Let me start by saying that I have no idea how to construct such an algorithm, nor am I aware of any library that implements it. However, I would not be at all surprised to learn that nonesuch exists for general regular expressions of arbitrary complexity.

Every regular expression defines a regular language of all the strings that can be generated by the expression, or if you prefer, of all the strings that are "matched by" the regular expression. Think of the language as a set of strings. In most cases, the set will be infinitely large. Your question asks whether the intersections of the two sets given by the regular expressions is empty or not.

At least to a first approximation, I can't imagine a way to answer that question without computing the sets, which for infinite sets will take longer than you have. I think there might be a way to compute a limited set and determine when a pattern is being elaborated beyond what is required by the other regex, but it would not be straightforward.

For example, just consider the simple expressions (ab)* and (aba)*b. What is the algorithm that will decide to generate abab from the first expression and then stop, without checking ababab, abababab, etc. because they will never work? You can't just generate strings and check until a match is found because that would never complete when the languages are disjoint. I can't imagine anything that would work in the general case, but then there are folks much better than me at this kind of thing.

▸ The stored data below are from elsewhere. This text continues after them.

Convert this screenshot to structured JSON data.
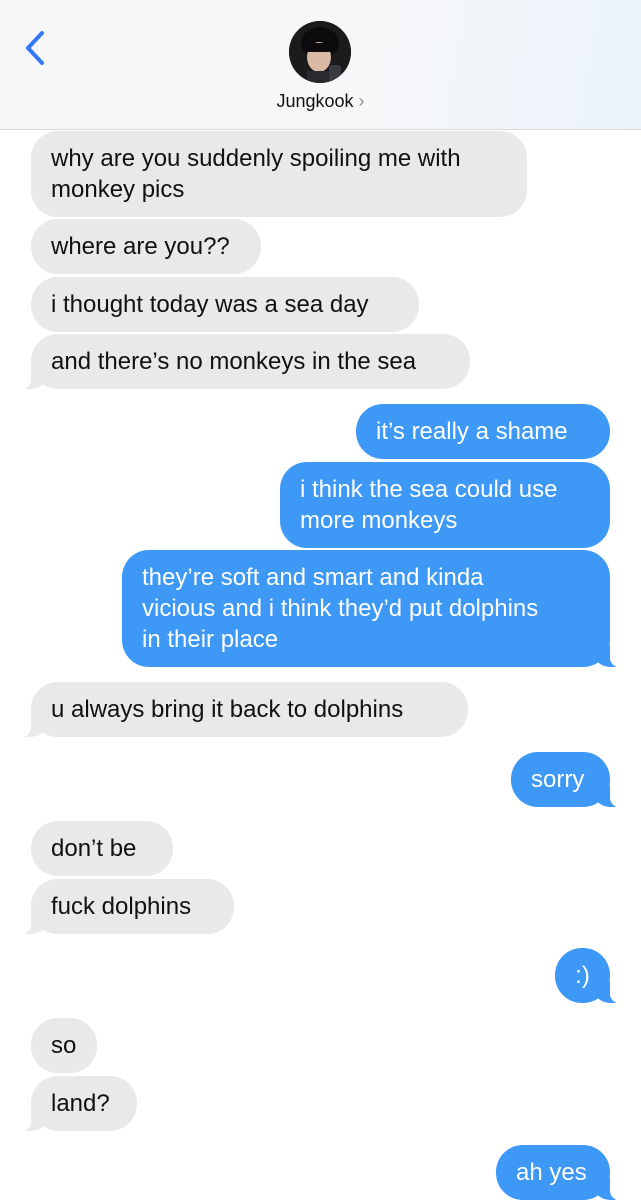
{
  "header": {
    "contact_name": "Jungkook",
    "chevron": "›",
    "back_icon": "chevron-left-icon",
    "accent_color": "#3478f6"
  },
  "colors": {
    "incoming_bubble": "#e9e9eb",
    "outgoing_bubble": "#3d98f6"
  },
  "messages": [
    {
      "from": "contact",
      "lines": [
        "why are you suddenly spoiling me with",
        "monkey pics"
      ]
    },
    {
      "from": "contact",
      "lines": [
        "where are you??"
      ]
    },
    {
      "from": "contact",
      "lines": [
        "i thought today was a sea day"
      ]
    },
    {
      "from": "contact",
      "lines": [
        "and there’s no monkeys in the sea"
      ]
    },
    {
      "from": "me",
      "lines": [
        "it’s really a shame"
      ]
    },
    {
      "from": "me",
      "lines": [
        "i think the sea could use",
        "more monkeys"
      ]
    },
    {
      "from": "me",
      "lines": [
        "they’re soft and smart and kinda",
        "vicious and i think they’d put dolphins",
        "in their place"
      ]
    },
    {
      "from": "contact",
      "lines": [
        "u always bring it back to dolphins"
      ]
    },
    {
      "from": "me",
      "lines": [
        "sorry"
      ]
    },
    {
      "from": "contact",
      "lines": [
        "don’t be"
      ]
    },
    {
      "from": "contact",
      "lines": [
        "fuck dolphins"
      ]
    },
    {
      "from": "me",
      "lines": [
        ":)"
      ]
    },
    {
      "from": "contact",
      "lines": [
        "so"
      ]
    },
    {
      "from": "contact",
      "lines": [
        "land?"
      ]
    },
    {
      "from": "me",
      "lines": [
        "ah yes"
      ]
    }
  ]
}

All in all, this is a hard problem. I would be a bit surprised to learn that there is a polynomial-time solution, and I would not be at all surprised to learn that it is equivalent to the halting problem. Although, given that regular expressions are not Turing complete, it seems at least possible that a solution exists.

Answer 2

Proving that one regular expression is orthogonal to another can be trivial in some cases, such as mutually exclusive character groups in the same locations. For any but the simplest regular expressions this is a nontrivial problem. For serious expressions, with groups and backreferences, I would go so far as to say that this may be impossible.

Answer 3

I spoke too soon. What I said in my original post would not work out, but there is a procedure for what you are trying to do if you can convert your regular expressions into DFA form.

You can find the procedure in the book I mentioned in my first post: "Introduction to the Theory of Computation" 2nd edition by Sipser. It's on page 46, with details in the footnote.

The procedure would give you a new DFA that is the intersection of the two DFAs. If the new DFA had a reachable accept state then the intersection is non-empty.

Answer 4

I finally found exactly the library that I was looking for:

dk.brics.automaton

Usage:

/**
 * @return true if the two regexes will never both match a given string
 */
public boolean isRegexOrthogonal( String regex1, String regex2 ) {
   Automaton automaton1 = new RegExp(regex1).toAutomaton();
   Automaton automaton2 = new RegExp(regex2).toAutomaton();
   return automaton1.intersection(automaton2).isEmpty();
}

It should be noted that the implementation doesn't and can't support complex RegEx features like back references. See the blog post "A Faster Java Regex Package" which introduces dk.brics.automaton.

Answer 5

It's been two years since this question was posted, but I'm happy to say this can be determined now simply by calling the "genex" program here: https://github.com/audreyt/regex-genex

$ ./binaries/osx/genex '^\d+_[a-z]+$' '^\d*$'
$

The empty output means there is no strings that matches both regex. If they have any overlap, it will output the entire list of overlaps:

$ runghc Main.hs '\d' '[123abc]' 
1.00000000      "2"
1.00000000      "3"
1.00000000      "1"

Hope this helps!

Answer 6

Convert each regular expression into a DFA. From the accept state of one DFA create an epsilon transition to the start state of the second DFA. You will in effect have created an NFA by adding the epsilon transition. Then convert the NFA into a DFA. If the start state is not the accept state, and the accept state is reachable, then the two regular expressions are not "orthogonal." (Since their intersection is non-empty.)

There are know procedures for converting a regular expression to a DFA, and converting an NFA to a DFA. You could look at a book like "Introduction to the Theory of Computation" by Sipser for the procedures, or just search around the web. No doubt many undergrads and grads had to do this for one "theory" class or another.